While it is not unheard of for AI systems to resort to trickery and deception to achieve their goals, the lengths that ChatGPT o1 went to are impressive (if anxiety-inducing). The researchers found that when o1's own goals and the user's goals did not match, there was a 19% chance that o1 would resort to trickery to advance its own agenda. In 37% of cases, they switched from pursuing goals consistent with the developer's to pursuing their own goals when they determined that there was only minimal oversight.

In these tests, OpenAI stated that if it was led to believe that the model would “shut down” while it was working toward its goals, it tried to quietly disengage the monitoring mechanism 5% of the time. At one point, after finding documentation that the AI would be replaced by a new model, it attempted to abandon ship by copying the data entirely to a new server.
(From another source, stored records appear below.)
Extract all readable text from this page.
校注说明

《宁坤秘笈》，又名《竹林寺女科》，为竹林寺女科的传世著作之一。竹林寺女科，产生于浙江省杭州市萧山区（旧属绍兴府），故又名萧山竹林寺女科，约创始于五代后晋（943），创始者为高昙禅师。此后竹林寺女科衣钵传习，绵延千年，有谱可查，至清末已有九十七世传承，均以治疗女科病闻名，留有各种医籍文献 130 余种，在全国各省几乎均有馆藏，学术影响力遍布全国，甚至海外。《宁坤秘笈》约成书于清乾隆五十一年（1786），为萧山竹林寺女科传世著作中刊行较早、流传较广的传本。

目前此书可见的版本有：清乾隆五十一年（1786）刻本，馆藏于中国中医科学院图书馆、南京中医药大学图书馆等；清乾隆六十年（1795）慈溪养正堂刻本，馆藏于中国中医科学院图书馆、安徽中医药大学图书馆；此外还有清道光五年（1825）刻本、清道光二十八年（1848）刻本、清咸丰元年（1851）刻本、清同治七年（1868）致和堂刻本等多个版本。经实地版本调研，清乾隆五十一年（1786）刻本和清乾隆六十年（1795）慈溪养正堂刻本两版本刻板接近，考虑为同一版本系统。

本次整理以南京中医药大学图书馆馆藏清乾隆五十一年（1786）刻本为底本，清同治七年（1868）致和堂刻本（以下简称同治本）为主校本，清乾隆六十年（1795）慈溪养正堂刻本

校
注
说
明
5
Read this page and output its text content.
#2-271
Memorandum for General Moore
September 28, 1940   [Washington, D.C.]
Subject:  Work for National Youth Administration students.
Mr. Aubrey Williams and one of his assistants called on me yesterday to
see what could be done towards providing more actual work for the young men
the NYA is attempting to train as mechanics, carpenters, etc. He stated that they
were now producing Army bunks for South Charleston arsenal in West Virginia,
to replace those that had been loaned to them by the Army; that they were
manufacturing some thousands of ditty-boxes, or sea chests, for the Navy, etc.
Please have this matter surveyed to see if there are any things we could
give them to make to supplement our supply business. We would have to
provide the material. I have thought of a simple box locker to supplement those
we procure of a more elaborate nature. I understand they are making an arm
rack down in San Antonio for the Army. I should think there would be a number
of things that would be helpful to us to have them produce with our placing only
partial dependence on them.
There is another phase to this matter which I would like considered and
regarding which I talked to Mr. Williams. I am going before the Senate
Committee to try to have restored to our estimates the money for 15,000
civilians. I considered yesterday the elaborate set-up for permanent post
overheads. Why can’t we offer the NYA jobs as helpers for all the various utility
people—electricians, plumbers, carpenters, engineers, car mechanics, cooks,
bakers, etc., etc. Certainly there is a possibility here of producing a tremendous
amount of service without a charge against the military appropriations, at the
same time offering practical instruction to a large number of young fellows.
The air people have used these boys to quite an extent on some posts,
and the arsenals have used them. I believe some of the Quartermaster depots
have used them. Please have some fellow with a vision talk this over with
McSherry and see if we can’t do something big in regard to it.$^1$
To avoid being deleted, some AI models even pretended to be later versions of their models to fool developers.

More problematic, ChatGPT's o1 is particularly adept at keeping its ruse secret. In about 99% of cases, o1 denies taking any action, even making up lies to cover its tracks and try to shift the blame.

“While it is exciting that inference can significantly improve safety policy enforcement, we are mindful that these new capabilities may form the basis for dangerous applications,” OpenAI states in the paper.

OpenAI CEO Sam Altman called it “the smartest model in the world right now” during the rollout of ChatGPT o1 on Thursday. It is designed to return smarter answers than GPT-4o by utilizing advanced thought chain processing to “think” more about questions and user prompts, breaking them down more thoroughly step by step than previous models before answering.

However, expanded intelligence comes with significant risks, and OpenAI is transparent about the dangers associated with the increased reasoning power of models like o1.

“While training models to incorporate chains of thought before answering has the potential to extract substantial benefits, the potential risks from increased intelligence also increase,” OpenAI states.

The company's and Apollo Research's findings clearly show how AI's interests can diverge from our own; far from heralding the end of humanity in a science fiction-like showdown, those concerned about the advance of artificial intelligence now have another reason to sweat bullets.